Daha sonra meydana gelen “Rüşvet Baskını”nda da, ahlaksız-maruf bir kişiden takım elbiselere sarılı çikolata kutularında rüşvet aldığı açıklanmıştı.
Hayrettir, hiçbir takibata uğramayan bu kişi, ilk seçimde listeye alınmamıştı. Buna rağmen, geçen zaman içinde yüzü kızarmadan ortalıkta dolaşmış, şimdi de Prag Büyükelçisi yapılmakta olduğu açıklanmıştır.
Meclisten kovulan ve Türk vatandaşlığından çıkarılan Merve Kavakçı adlı yandaş bayanın Malezya Büyükelçisi yapılarak ödüllendirilmesi gibi, Egemen Bağış’ta adeta ödüllendiriliyor.
Değerli okurlarım, Bu iktidar döneminde çok önemli görevlerden olan ve ülkemizi yurt dışında temsil eden Büyükelçilerin meslek erbabından değil de, yandaşlardan nasıl seçildiğini çok iyi biliyoruz. İşte birkaç örnek. Tekrar seçilemeyen AKP Milletvekillerinden Eskişehir Milletvekili Murat Mercan Tokyo Büyükelçisi, Şanlıurfa eski Milletvekili Emin Önen Pekin Büyükelçisi, Bursa eski Milletvekili Tülin Kara, Makedonya Büyükelçisi, İzmir eski Milletvekili Zekeriya Alaçam Cakarta Büyükelçisi, Sakarya eski Milletvekili olup kardeşi Fetö’den içeride olan Şaban Dişli Lahey Büyükelçisi, Cumhurbaşkanı Danışmanı Lütfullah Göktaş Vatikan Büyükelçisi, Aile Bakanı’nın kız kardeşi Kuveyt Büyükelçisi yapılıyor. Bunlar, kimi örnekler.
SIRADA BEKLEYENLER
Egemen Bağış’ın da Büyükelçi yapılmasından sonra, sırada oğlu paralar, para kasaları ve para sayma makineleri ile suçüstü yakalanan İçişleri eski Bakanı Muammer Güler, çok ama çok büyük rüşvet aldığı açıklanan ve kolunda yine rüşvet olarak edindiği o zamanın parasıyla 700.000 liralık saat takan Zafer Çağlayan’ın da Büyükelçi yapılabileceği söyleniyor.

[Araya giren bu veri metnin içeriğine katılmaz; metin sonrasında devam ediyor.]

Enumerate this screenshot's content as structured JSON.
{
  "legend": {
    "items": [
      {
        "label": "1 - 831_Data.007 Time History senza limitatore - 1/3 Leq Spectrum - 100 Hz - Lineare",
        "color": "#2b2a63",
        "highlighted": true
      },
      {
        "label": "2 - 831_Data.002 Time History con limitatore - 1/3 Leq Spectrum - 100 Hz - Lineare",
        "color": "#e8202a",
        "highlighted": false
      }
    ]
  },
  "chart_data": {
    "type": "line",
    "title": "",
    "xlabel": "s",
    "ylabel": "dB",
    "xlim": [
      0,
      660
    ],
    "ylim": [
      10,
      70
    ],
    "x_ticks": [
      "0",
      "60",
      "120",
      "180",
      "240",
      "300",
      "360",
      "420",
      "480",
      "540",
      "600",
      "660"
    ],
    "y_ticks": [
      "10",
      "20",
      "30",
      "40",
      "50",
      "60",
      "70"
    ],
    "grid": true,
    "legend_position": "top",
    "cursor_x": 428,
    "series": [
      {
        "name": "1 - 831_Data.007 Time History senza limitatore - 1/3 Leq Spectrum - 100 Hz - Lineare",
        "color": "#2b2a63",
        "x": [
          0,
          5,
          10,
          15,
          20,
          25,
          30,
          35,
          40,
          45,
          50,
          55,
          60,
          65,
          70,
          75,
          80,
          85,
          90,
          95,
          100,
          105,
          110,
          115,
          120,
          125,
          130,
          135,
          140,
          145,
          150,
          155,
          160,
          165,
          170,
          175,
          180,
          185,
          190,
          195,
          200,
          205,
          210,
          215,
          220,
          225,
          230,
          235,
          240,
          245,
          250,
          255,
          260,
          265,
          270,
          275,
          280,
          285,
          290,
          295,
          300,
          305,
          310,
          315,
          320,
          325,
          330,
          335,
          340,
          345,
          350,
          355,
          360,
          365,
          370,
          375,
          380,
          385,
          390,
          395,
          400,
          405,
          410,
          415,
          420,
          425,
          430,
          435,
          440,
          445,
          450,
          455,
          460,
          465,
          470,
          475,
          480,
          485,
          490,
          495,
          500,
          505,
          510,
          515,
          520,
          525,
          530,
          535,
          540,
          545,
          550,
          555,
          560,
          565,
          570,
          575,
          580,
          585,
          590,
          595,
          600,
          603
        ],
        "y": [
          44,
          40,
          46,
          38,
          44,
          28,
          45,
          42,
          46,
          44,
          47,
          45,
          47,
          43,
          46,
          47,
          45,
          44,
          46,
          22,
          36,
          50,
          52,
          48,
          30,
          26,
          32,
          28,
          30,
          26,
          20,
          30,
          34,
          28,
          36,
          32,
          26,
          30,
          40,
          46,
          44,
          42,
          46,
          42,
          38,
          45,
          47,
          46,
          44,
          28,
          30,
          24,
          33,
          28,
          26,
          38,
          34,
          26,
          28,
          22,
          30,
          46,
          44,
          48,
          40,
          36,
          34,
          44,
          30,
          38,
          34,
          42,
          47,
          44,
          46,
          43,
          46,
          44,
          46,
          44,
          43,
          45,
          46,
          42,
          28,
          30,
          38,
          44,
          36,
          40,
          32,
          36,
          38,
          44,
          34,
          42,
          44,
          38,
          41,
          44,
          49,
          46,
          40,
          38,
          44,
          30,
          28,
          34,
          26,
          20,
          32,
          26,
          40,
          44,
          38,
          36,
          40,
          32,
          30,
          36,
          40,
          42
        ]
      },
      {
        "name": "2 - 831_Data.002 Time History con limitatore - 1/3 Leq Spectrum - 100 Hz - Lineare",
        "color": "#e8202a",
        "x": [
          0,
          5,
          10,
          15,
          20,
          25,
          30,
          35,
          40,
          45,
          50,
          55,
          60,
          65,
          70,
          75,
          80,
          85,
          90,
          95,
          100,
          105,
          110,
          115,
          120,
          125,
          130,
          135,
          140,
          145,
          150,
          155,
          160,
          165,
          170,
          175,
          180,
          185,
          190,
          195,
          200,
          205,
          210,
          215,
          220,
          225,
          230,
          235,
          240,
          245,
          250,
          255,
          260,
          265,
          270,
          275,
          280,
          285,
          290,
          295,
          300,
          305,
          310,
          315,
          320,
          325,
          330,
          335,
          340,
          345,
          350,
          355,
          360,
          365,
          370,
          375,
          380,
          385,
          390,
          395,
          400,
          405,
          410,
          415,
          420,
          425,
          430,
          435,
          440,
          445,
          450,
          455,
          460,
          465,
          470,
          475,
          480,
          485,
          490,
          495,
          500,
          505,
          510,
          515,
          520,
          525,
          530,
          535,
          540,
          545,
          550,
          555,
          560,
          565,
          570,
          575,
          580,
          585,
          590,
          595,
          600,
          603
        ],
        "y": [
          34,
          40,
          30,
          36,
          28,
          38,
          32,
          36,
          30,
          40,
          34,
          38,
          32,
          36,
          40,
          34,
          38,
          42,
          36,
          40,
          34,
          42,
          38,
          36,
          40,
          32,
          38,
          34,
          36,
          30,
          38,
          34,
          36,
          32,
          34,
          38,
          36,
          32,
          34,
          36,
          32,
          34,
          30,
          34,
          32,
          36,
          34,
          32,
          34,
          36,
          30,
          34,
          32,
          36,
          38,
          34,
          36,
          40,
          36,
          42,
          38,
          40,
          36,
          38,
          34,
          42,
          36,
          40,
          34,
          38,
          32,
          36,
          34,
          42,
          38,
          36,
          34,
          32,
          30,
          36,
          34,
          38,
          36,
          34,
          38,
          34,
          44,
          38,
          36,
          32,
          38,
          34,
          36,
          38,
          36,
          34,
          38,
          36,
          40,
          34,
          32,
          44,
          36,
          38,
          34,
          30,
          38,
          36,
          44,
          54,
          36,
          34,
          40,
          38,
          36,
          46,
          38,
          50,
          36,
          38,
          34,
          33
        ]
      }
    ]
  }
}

TOKİ’nin eski Başkanı eski Bakan Erdoğan Bayraktar ile, çaldığı paraları evinde kutular içinde saklayan Halk Bankası Müdürü Süleyman Aslan da, pekala Büyükelçi yapılabilir.
Mesela, Zafer Çağlayan Amerikan Büyükelçisi yapılabilir, ama Amerika’da hakkında tutuklama kararı var. Ona bir çözüm gerekir. FETÖ’nün bir numaralı siyasi ayağı Hüseyin Çelik de, neden Büyükelçi yapılmasın?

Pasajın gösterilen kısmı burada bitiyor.